Dia mengatakan, enam orang tersangka pengeboman ikan itu, yaitu YH alias Tete, NB alias Nando, EK alias Exy, DH alias Det, SH alias Sem dan JB alias Jelis, memiliki peran masing-masing, karena ada yang melakukan pengeboman dan juga pengumpul ikan.

Sebab, para tersangka pengeboman ikan itu dijerat pasal 85 ayat Undang Undang RI Nomor 45 tahun 2009 tentang perubahan atas Undang Undang RI Nomor 31 Tahun 2004 tentang Perikanan, jo pasal 55 KUHP.

"Para tersangka yang diproses hukum tersebut telah diancam dengan pidana penjara 5 tahun dan denda maksimal Rp 2 miliar," ujarnya.

Menurutnya, sebelumnya salah satu pelaku JB alias Jelis, sempat melarikan diri, tapi kemudian menyerahkan diri di Polres Halut.

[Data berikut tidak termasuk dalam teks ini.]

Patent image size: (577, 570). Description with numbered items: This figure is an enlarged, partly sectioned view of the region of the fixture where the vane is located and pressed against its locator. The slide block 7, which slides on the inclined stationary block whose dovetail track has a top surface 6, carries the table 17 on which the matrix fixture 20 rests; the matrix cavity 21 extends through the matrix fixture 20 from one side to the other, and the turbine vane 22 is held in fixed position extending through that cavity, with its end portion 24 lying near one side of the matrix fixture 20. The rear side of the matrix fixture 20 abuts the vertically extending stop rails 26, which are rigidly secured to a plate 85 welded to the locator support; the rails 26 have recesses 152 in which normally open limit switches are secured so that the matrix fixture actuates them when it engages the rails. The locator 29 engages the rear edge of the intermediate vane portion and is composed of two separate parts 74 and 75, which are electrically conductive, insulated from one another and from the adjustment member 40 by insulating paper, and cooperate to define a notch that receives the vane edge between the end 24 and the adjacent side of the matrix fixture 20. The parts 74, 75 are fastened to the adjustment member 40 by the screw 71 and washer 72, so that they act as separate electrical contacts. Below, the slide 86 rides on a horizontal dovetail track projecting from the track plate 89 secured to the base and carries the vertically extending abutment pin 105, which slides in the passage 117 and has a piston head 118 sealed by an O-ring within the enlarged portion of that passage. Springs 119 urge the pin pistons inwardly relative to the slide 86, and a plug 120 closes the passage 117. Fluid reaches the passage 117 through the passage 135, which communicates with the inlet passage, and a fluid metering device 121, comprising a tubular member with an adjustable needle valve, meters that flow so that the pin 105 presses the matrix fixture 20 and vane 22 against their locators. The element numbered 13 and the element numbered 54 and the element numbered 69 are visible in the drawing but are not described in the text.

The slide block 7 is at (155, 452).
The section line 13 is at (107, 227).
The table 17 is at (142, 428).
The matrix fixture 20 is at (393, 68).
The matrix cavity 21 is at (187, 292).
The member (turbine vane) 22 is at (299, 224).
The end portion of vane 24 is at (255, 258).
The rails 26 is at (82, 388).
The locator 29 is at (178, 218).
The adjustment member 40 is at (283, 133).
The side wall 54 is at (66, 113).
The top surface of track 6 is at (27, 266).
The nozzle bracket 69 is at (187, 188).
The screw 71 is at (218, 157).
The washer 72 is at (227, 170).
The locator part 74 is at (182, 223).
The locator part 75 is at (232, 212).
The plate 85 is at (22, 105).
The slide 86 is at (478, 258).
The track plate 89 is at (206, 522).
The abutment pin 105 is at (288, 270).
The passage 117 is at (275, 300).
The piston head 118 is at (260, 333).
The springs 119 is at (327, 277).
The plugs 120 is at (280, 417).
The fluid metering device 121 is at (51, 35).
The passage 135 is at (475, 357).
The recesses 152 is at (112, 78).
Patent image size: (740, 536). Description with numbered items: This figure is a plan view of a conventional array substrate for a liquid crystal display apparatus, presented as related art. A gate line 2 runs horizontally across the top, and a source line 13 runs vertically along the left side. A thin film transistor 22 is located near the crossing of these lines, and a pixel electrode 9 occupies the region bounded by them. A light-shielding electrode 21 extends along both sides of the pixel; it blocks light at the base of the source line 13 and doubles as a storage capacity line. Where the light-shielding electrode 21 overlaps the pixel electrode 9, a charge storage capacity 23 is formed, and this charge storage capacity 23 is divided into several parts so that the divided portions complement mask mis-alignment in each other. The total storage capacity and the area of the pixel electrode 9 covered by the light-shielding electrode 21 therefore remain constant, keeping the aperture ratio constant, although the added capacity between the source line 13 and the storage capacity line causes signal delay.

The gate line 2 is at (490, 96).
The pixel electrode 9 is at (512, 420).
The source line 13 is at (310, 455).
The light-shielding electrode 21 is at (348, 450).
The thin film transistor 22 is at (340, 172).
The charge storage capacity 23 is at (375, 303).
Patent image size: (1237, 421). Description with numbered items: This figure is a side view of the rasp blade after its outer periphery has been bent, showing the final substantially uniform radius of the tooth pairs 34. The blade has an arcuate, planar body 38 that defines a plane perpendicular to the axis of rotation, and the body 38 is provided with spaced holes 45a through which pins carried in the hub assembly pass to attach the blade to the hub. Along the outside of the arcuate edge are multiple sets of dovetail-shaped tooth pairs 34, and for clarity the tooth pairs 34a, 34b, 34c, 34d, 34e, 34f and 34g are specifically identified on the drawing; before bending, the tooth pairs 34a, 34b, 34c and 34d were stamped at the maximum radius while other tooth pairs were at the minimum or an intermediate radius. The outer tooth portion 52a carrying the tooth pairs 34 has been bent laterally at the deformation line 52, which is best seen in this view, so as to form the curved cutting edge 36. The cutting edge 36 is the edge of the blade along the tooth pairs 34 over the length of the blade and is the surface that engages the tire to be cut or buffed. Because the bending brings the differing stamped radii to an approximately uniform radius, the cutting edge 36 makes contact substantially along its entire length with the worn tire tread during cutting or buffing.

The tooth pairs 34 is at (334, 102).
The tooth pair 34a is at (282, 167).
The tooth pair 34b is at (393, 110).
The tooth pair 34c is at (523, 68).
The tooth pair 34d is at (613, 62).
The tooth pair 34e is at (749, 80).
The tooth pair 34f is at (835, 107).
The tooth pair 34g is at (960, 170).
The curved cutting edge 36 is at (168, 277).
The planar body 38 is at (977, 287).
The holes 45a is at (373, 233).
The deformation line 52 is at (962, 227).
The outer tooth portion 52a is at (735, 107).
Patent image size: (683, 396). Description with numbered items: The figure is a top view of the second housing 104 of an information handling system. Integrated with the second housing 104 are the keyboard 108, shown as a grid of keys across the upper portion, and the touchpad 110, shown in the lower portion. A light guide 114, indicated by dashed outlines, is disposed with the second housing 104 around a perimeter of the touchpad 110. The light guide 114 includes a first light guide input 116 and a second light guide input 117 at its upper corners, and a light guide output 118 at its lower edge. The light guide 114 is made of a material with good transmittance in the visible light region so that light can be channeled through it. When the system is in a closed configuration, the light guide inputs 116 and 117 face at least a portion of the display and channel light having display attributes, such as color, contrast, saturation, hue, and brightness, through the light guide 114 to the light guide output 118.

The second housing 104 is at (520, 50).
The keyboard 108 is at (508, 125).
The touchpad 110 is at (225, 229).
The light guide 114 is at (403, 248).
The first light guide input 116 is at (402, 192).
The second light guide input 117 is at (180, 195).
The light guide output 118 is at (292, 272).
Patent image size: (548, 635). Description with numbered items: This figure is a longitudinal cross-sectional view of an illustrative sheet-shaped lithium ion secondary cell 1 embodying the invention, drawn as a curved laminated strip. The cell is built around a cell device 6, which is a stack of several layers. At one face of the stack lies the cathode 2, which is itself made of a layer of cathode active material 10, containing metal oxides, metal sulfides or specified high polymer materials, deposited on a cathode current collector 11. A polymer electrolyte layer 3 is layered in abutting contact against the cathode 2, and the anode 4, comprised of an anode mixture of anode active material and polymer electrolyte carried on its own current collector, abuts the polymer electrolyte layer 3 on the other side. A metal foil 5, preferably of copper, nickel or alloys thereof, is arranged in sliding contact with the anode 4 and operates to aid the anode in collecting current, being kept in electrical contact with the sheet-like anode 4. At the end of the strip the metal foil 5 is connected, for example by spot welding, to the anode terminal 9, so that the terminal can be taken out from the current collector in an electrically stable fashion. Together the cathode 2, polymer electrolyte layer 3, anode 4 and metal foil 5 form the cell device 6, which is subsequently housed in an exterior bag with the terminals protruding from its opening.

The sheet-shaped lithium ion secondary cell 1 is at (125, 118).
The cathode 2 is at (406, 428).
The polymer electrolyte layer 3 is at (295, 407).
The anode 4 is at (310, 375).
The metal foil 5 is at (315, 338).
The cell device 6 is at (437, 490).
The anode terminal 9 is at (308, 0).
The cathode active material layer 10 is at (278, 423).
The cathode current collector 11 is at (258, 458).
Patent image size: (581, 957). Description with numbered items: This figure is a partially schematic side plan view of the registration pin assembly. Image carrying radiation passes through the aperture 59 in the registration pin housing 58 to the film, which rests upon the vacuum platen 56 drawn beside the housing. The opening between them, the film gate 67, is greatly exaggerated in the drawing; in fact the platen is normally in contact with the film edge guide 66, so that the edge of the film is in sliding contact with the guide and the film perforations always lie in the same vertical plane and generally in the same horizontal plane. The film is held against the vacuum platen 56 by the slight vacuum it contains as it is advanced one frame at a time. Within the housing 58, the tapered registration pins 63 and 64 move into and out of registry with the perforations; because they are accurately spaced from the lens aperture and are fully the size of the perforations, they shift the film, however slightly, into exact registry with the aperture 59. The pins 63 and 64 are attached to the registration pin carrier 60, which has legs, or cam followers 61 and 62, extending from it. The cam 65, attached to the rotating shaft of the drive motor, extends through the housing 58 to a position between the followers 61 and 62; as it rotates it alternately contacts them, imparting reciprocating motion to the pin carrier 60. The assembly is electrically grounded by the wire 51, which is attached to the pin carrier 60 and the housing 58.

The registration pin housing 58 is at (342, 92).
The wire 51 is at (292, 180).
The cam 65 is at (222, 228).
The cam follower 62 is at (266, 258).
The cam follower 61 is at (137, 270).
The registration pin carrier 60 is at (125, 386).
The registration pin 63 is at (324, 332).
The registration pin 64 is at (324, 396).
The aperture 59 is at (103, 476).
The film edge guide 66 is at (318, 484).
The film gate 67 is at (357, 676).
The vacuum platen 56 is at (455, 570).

Sebelumnya diberikan, lima orang diduga pelaku pengeboman ikan berhasil diringkus oleh jajaran Polres Halmahera Utara, kelima pelaku yaitu YH alias Tete, NB alias Nando, EK alias Exy, DH alias Det dan SH alias Sem sementara JB alias Jelis, berhasil melarikan diri, semuanya merupakan warga asal Kali Upa Kecamatan Tobelo Tengah.

Para pelaku berhasil ditangkap berdasarkan informasi yang didapat petugas dari aduan masyarakat tentang maraknya aksi pengeboman ikan di wilayah perairan Kali Upa yang dilakukan oleh warga sekitar, sehingga keberadaan mereka sangat mengganggu aktivitas melaut nelayan tradisional setempat sehari-hari.

Dari hasil penyergapan, anggota Polres yang berada di TKP langsung mengamankan barang bukti berupa, 1 unit perahu, 1 buah mesin ketinting, 1 unit Kompresor dengan selang dan ribuan ikan jenis Dolosi.

Informasi awalnya dari nelayan setempat yang melihat ada warga melakukan aktivitas pengemboman ikan sekitar pukul 15.30 Wit.

Kemudian pada pukul 19.00 Wit anggota dari Mapolres sudah berada di pantai desa Kali Upa untuk menunggu kedatangan warga yang menyelam ikan hasil bom.

Sebelumnya pelaku Exy sudah kembali ke rumah mengantar ikan hasil bom, namun karena banyak ikan yang masih tertinggal di dalam laut dalam keadaan mati, kemudian Exy mengajak warga lain ikut bersama kembali ketempat tersebut sambil membawa perlengkapan menyelam seperti kompresor dengan alat lengkap mereka menyelam hingga malam hari.